USCIRF documented at least 50 Boko Haram assaults on churches that took place between Jan. 1, 2012 and July 31, 2013, resulting in the deaths of 336 people. In addition, USCIRF reports 31 separate attacks on Christians or southerners perceived to be Christian, killing at least 166 persons; 23 targeted attacks on clerics or senior Islamic figures critical of Boko Haram, killing at least 60 persons; and 21 attacks on “un-Islamic” institutions or persons engaged in “un-Islamic” behavior, killing at least 74.
The commission noted that on Jan. 2, 2012, Boko Haram called on all Christians and southerners, presumed to be Christian, to leave northern Nigeria within three days or face death. In the following week, more than 30 Christians were shot to death.
“Boko Haram continues to target and kill individual Christians and southerners,” the USCIRF report states, noting among them the Nov. 25, 2012 shooting deaths of a Christian couple and their son in Kano, Kano state; the Dec. 1, 2012 slitting of the throats of Christians in attacks on four churches; and the May 14 slaying in Maiduguri, Borno state of the Rev. Faye Pama Musa, secretary of the Borno state CAN. On July 30, in Kano, four bombs exploded in the Christian area of Sabon Gari, killing at least 45 persons and damaging two churches, the report notes.

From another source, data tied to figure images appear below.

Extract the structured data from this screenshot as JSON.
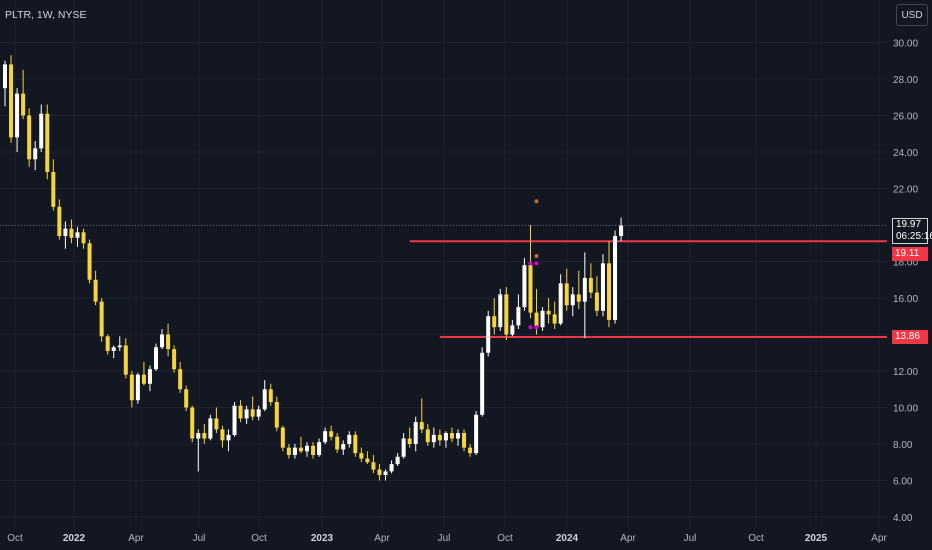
{
  "header": {
    "symbol_title": "PLTR, 1W, NYSE",
    "currency": "USD"
  },
  "price_tags": {
    "current_price": "19.97",
    "countdown": "06:25:16",
    "resistance": "19.11",
    "support": "13.86"
  },
  "colors": {
    "background": "#131722",
    "up_candle": "#ffffff",
    "down_candle": "#f5d53c",
    "level_line": "#f23645",
    "text": "#b2b5be",
    "marker_orange": "#d2691e",
    "marker_magenta": "#d500d5"
  },
  "chart_data": {
    "type": "candlestick",
    "timeframe": "1W",
    "ylim": [
      4,
      31
    ],
    "y_ticks": [
      4,
      6,
      8,
      10,
      12,
      14,
      16,
      18,
      20,
      22,
      24,
      26,
      28,
      30
    ],
    "y_tick_labels": [
      "4.00",
      "6.00",
      "8.00",
      "10.00",
      "12.00",
      "14.00",
      "16.00",
      "18.00",
      "20.00",
      "22.00",
      "24.00",
      "26.00",
      "28.00",
      "30.00"
    ],
    "x_tick_labels": [
      "Oct",
      "2022",
      "Apr",
      "Jul",
      "Oct",
      "2023",
      "Apr",
      "Jul",
      "Oct",
      "2024",
      "Apr",
      "Jul",
      "Oct",
      "2025",
      "Apr"
    ],
    "x_tick_bold": [
      false,
      true,
      false,
      false,
      false,
      true,
      false,
      false,
      false,
      true,
      false,
      false,
      false,
      true,
      false
    ],
    "horizontal_levels": [
      {
        "price": 19.11,
        "start_index": 67
      },
      {
        "price": 13.86,
        "start_index": 72
      }
    ],
    "current_price_line": 19.97,
    "markers": [
      {
        "index": 88,
        "price": 21.3,
        "color": "orange"
      },
      {
        "index": 88,
        "price": 18.3,
        "color": "orange"
      },
      {
        "index": 87,
        "price": 17.9,
        "color": "magenta"
      },
      {
        "index": 88,
        "price": 17.9,
        "color": "magenta"
      },
      {
        "index": 87,
        "price": 14.4,
        "color": "magenta"
      },
      {
        "index": 88,
        "price": 14.4,
        "color": "magenta"
      }
    ],
    "candles": [
      [
        27.5,
        29.0,
        26.5,
        28.8
      ],
      [
        28.8,
        29.3,
        24.5,
        24.8
      ],
      [
        24.8,
        27.5,
        24.0,
        27.2
      ],
      [
        27.2,
        28.5,
        25.8,
        26.0
      ],
      [
        26.0,
        26.4,
        23.2,
        23.6
      ],
      [
        23.6,
        24.6,
        23.0,
        24.2
      ],
      [
        24.2,
        26.6,
        24.0,
        26.1
      ],
      [
        26.1,
        26.6,
        22.5,
        22.9
      ],
      [
        22.9,
        23.6,
        20.8,
        21.0
      ],
      [
        21.0,
        21.4,
        19.2,
        19.4
      ],
      [
        19.4,
        20.2,
        18.7,
        19.8
      ],
      [
        19.8,
        20.3,
        19.0,
        19.3
      ],
      [
        19.3,
        19.9,
        18.8,
        19.6
      ],
      [
        19.6,
        19.8,
        18.7,
        19.0
      ],
      [
        19.0,
        19.2,
        16.8,
        17.0
      ],
      [
        17.0,
        17.5,
        15.6,
        15.8
      ],
      [
        15.8,
        16.0,
        13.6,
        13.9
      ],
      [
        13.9,
        14.0,
        12.9,
        13.1
      ],
      [
        13.1,
        13.4,
        12.7,
        13.3
      ],
      [
        13.3,
        13.9,
        13.1,
        13.4
      ],
      [
        13.4,
        13.8,
        11.6,
        11.8
      ],
      [
        11.8,
        12.0,
        10.0,
        10.4
      ],
      [
        10.4,
        11.9,
        10.2,
        11.8
      ],
      [
        11.8,
        12.5,
        11.2,
        11.3
      ],
      [
        11.3,
        12.3,
        10.9,
        12.1
      ],
      [
        12.1,
        13.5,
        12.0,
        13.3
      ],
      [
        13.3,
        14.3,
        13.2,
        14.0
      ],
      [
        14.0,
        14.6,
        12.8,
        13.2
      ],
      [
        13.2,
        13.4,
        11.9,
        12.1
      ],
      [
        12.1,
        12.5,
        10.8,
        11.0
      ],
      [
        11.0,
        11.2,
        9.8,
        10.0
      ],
      [
        10.0,
        10.1,
        8.1,
        8.3
      ],
      [
        8.3,
        8.8,
        6.5,
        8.6
      ],
      [
        8.6,
        9.1,
        8.0,
        8.3
      ],
      [
        8.3,
        9.6,
        8.2,
        9.4
      ],
      [
        9.4,
        10.0,
        8.6,
        8.8
      ],
      [
        8.8,
        9.0,
        7.8,
        8.2
      ],
      [
        8.2,
        8.8,
        7.6,
        8.5
      ],
      [
        8.5,
        10.3,
        8.4,
        10.1
      ],
      [
        10.1,
        10.4,
        9.2,
        9.4
      ],
      [
        9.4,
        10.1,
        9.1,
        9.9
      ],
      [
        9.9,
        10.6,
        9.3,
        9.5
      ],
      [
        9.5,
        10.1,
        9.3,
        9.9
      ],
      [
        9.9,
        11.5,
        9.8,
        11.0
      ],
      [
        11.0,
        11.3,
        10.1,
        10.3
      ],
      [
        10.3,
        10.6,
        8.7,
        8.9
      ],
      [
        8.9,
        9.0,
        7.6,
        7.8
      ],
      [
        7.8,
        8.0,
        7.2,
        7.4
      ],
      [
        7.4,
        8.0,
        7.2,
        7.8
      ],
      [
        7.8,
        8.4,
        7.5,
        7.6
      ],
      [
        7.6,
        8.1,
        7.3,
        7.9
      ],
      [
        7.9,
        8.1,
        7.2,
        7.4
      ],
      [
        7.4,
        8.3,
        7.3,
        8.1
      ],
      [
        8.1,
        8.9,
        8.0,
        8.7
      ],
      [
        8.7,
        9.0,
        8.2,
        8.4
      ],
      [
        8.4,
        8.6,
        7.5,
        7.7
      ],
      [
        7.7,
        8.2,
        7.4,
        8.0
      ],
      [
        8.0,
        8.7,
        7.8,
        8.5
      ],
      [
        8.5,
        8.7,
        7.3,
        7.5
      ],
      [
        7.5,
        7.8,
        7.0,
        7.2
      ],
      [
        7.2,
        7.6,
        6.9,
        7.0
      ],
      [
        7.0,
        7.4,
        6.4,
        6.6
      ],
      [
        6.6,
        6.9,
        6.0,
        6.3
      ],
      [
        6.3,
        6.6,
        6.0,
        6.5
      ],
      [
        6.5,
        7.1,
        6.4,
        6.9
      ],
      [
        6.9,
        7.5,
        6.8,
        7.3
      ],
      [
        7.3,
        8.6,
        7.2,
        8.3
      ],
      [
        8.3,
        8.9,
        7.8,
        8.0
      ],
      [
        8.0,
        9.5,
        7.6,
        9.2
      ],
      [
        9.2,
        10.5,
        8.6,
        8.8
      ],
      [
        8.8,
        9.1,
        7.9,
        8.1
      ],
      [
        8.1,
        8.9,
        7.8,
        8.5
      ],
      [
        8.5,
        8.8,
        7.9,
        8.2
      ],
      [
        8.2,
        8.7,
        7.8,
        8.6
      ],
      [
        8.6,
        8.9,
        8.1,
        8.3
      ],
      [
        8.3,
        8.8,
        7.9,
        8.6
      ],
      [
        8.6,
        8.8,
        7.6,
        7.8
      ],
      [
        7.8,
        8.0,
        7.3,
        7.5
      ],
      [
        7.5,
        9.8,
        7.4,
        9.6
      ],
      [
        9.6,
        13.3,
        9.5,
        13.0
      ],
      [
        13.0,
        15.3,
        12.8,
        15.0
      ],
      [
        15.0,
        16.0,
        14.0,
        14.4
      ],
      [
        14.4,
        16.5,
        14.2,
        16.2
      ],
      [
        16.2,
        16.6,
        13.7,
        14.0
      ],
      [
        14.0,
        14.8,
        13.9,
        14.5
      ],
      [
        14.5,
        16.2,
        14.3,
        15.5
      ],
      [
        15.5,
        18.2,
        15.3,
        17.8
      ],
      [
        17.8,
        20.0,
        14.9,
        15.2
      ],
      [
        15.2,
        16.5,
        14.0,
        14.4
      ],
      [
        14.4,
        15.5,
        14.2,
        15.3
      ],
      [
        15.3,
        16.0,
        14.6,
        15.1
      ],
      [
        15.1,
        15.8,
        14.3,
        14.6
      ],
      [
        14.6,
        17.3,
        14.5,
        16.8
      ],
      [
        16.8,
        17.6,
        15.3,
        15.6
      ],
      [
        15.6,
        16.6,
        15.0,
        16.2
      ],
      [
        16.2,
        17.5,
        15.4,
        15.8
      ],
      [
        15.8,
        18.5,
        13.8,
        17.1
      ],
      [
        17.1,
        17.9,
        16.0,
        16.3
      ],
      [
        16.3,
        17.2,
        15.0,
        15.3
      ],
      [
        15.3,
        18.4,
        15.0,
        17.9
      ],
      [
        17.9,
        19.1,
        14.4,
        14.8
      ],
      [
        14.8,
        19.7,
        14.6,
        19.4
      ],
      [
        19.4,
        20.4,
        19.1,
        19.97
      ]
    ]
  }
}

Citing “continued Muslim-Christian violence” as well as Boko Haram murders, the USCIRF report states that religion has become an increasingly key factor, “as much of the violence results from the misuse of ‘faith’ to foster political, economic, and/or ethnic discord, thereby elevating religious identifications and transforming violence in Nigeria’s north and Middle Belt into religious conflicts.”
Christian leaders in the country assert that the vast majority of “sectarian violence” is Muslim aggression that Nigeria’s Islamist media portray as Muslim-Christian clashes. They say that in the rare instances of impoverished rural Christians coming into possession of weapons – in contrast with outside Islamic terrorist groups heavily arming Nigerian Muslim extremists – Christians use them only in self-defense.
Asake said oppression of Christians includes discrimination and deprivation of rights.
“While the preaching by Christians is restricted to church premises in the core northern states, Muslim clerics are free to preach hateful and inciting sermons with no hindrance,” he said.
Asake lamented that Kano, Yobe, Borno, Sokoto, Zamfara, Jigawa and Katsina states have banned teaching of Christian Religious Knowledge, a subject Nigeria had approved to be taught in high schools alongside Islamic Religious Knowledge.
“In the past 13 years, some of the governments in these mentioned states have refused to grant new building permits to churches or give approval for the renovation or expansion of churches,” he added. Some pastors have been given six months to vacate their church sites, he said.